9.20am and I get up and do an online exercise class on Zoom. Afterwards, I am exhausted and starving so I head straight to the kitchen and fill the kettle to boil. Breakfast is homemade granola made by following a recipe I found on a Youtube binge a couple of days before, coconut yogurt and a handful of fresh blueberries. The tub costs five euro in the supermarket and I know it is definitely a luxury purchase but I justify it by my current lack of anywhere else to spend money. During breakfast, my housemate comes into the kitchen to make her lunch, we laugh at the juxtaposition of each other’s bowls of food. Time has lost all sense of meaning to me now that breakfast and lunch exist concurrently.
After breakfast, the big activity of the day is to do the food shop on behalf of my cocooning neighbours down the street. Standing in the queue to get into the supermarket, I get a call from an old friend, she is also standing in a queue for the supermarket. This is somewhat comforting and amusing to me and I feel a little more connected. Entering the shop, I grit my teeth and focus on the list that has been Whatsapp’d to me. Being in a public place is now somewhat alien to me and vehemently avoiding other shoppers feels rude and cold. Having someone stand behind me at every aisle turn makes me spin round the shop at breakneck speed. Though not fast enough that I am not tempted by a tub of fancy ice cream for myself - it is sunny after all. Dropping the bags off at the house of my neighbours is a lovely moment where I get to see real people though it is bittersweet as we would both love to stay and chat for hours but I am aware that just by being there I could be putting them at risk. It is a weird guilty feeling.

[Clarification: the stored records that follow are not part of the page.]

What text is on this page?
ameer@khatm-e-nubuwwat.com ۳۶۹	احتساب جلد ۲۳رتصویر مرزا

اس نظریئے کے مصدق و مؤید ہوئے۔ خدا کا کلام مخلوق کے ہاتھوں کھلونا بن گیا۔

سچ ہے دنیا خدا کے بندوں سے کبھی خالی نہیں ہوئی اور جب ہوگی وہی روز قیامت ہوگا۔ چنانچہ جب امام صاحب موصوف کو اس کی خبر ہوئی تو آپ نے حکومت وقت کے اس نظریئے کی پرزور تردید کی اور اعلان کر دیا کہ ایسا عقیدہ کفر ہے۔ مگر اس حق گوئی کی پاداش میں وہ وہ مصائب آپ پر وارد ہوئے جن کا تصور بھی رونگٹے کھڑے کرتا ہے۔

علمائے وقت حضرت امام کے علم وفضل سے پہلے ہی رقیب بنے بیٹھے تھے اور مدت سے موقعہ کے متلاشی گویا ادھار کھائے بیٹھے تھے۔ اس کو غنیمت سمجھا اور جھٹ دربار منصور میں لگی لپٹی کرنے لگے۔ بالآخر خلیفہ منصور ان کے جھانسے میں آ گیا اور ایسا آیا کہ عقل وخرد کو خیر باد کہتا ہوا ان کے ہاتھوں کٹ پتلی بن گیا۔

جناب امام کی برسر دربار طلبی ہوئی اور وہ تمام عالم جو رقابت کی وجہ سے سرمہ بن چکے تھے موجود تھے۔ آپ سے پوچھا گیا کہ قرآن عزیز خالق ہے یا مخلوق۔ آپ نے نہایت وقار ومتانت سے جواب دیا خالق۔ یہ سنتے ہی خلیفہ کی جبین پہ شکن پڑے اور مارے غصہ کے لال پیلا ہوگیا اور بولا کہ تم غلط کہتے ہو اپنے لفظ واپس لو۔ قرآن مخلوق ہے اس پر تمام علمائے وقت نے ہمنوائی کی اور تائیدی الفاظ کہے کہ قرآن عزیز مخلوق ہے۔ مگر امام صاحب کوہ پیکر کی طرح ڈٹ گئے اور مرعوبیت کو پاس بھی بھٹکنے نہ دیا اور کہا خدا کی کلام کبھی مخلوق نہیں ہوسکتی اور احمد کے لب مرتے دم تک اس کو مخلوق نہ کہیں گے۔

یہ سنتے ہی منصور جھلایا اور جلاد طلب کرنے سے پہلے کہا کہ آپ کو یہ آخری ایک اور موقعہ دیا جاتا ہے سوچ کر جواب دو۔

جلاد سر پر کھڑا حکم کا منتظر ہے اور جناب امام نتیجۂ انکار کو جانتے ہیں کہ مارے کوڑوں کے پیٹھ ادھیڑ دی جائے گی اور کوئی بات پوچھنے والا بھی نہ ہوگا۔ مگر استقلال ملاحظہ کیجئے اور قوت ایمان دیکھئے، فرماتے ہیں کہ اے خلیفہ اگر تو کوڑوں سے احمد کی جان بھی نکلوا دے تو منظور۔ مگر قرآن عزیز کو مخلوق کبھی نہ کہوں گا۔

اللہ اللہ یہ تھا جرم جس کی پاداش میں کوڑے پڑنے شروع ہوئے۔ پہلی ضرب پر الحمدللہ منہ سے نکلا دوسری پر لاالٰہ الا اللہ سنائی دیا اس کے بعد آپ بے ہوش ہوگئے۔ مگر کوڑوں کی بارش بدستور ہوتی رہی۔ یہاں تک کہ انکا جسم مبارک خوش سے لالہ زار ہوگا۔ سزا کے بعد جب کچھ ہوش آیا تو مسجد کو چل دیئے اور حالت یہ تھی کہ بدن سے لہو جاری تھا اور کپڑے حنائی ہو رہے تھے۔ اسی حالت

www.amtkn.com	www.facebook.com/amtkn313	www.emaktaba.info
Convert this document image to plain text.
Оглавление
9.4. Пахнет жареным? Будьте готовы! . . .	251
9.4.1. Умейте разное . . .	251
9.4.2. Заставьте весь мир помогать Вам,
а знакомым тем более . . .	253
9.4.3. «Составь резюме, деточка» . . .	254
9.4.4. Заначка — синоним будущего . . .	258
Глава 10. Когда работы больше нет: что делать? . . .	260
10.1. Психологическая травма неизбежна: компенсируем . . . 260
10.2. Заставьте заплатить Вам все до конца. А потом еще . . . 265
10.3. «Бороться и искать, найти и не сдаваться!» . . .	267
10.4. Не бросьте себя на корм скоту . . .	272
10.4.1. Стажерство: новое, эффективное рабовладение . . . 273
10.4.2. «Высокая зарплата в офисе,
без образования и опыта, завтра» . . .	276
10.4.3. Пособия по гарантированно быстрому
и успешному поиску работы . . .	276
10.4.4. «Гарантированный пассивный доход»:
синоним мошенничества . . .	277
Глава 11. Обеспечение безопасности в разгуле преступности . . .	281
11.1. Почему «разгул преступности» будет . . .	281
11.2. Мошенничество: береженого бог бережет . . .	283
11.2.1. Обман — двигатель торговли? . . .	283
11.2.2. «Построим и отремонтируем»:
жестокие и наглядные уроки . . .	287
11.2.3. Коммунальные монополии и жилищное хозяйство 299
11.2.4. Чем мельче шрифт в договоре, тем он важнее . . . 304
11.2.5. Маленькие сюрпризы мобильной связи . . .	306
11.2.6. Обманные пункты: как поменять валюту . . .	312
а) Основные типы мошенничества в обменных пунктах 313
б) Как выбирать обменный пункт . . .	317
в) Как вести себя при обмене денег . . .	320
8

I head home ready for lunch. Lunch is a sandwich with sourdough bread I made myself. At the start of lockdown, I messaged my expert baker cousin and she has been teaching me how to make bread through Whatsapp pictures. This loaf was a success and I felt like a little kid proudly sending the picture of it to her.
The next activity of the day is trying a recipe that a personal trainer friend posted on Instagram live - homemade gnocchi. The recipe is surprisingly easy to make although the experience of watching and rewatching and Instagram recipe means that my phone gets covered in flour and water. Not ideal. After realising how easy this is to make, the baking bug hits and I try another recipe from Instagram, a cake for my friend’s birthday. This would normally be an occasion for a trip to the pub or a gathering of the gals in her house but alas this cake will have to convey the merriment of all that.
After the gnocchi for dinner, I take over the cake with a tealight candle stuck in the top - after not being able to find an actual birthday candle. Singing Happy Birthday 2m down her garden path seems like not quite enough to celebrate a dear friend but she loves it and says she will eat it for breakfast the next morning. We resist the urge to hug.
To end the day, I sit out in the garden to watch the late sunset with the leftovers of the cake, and I ponder if it is justifiable to order a takeaway at the weekend despite the volume of food I have in the fridge.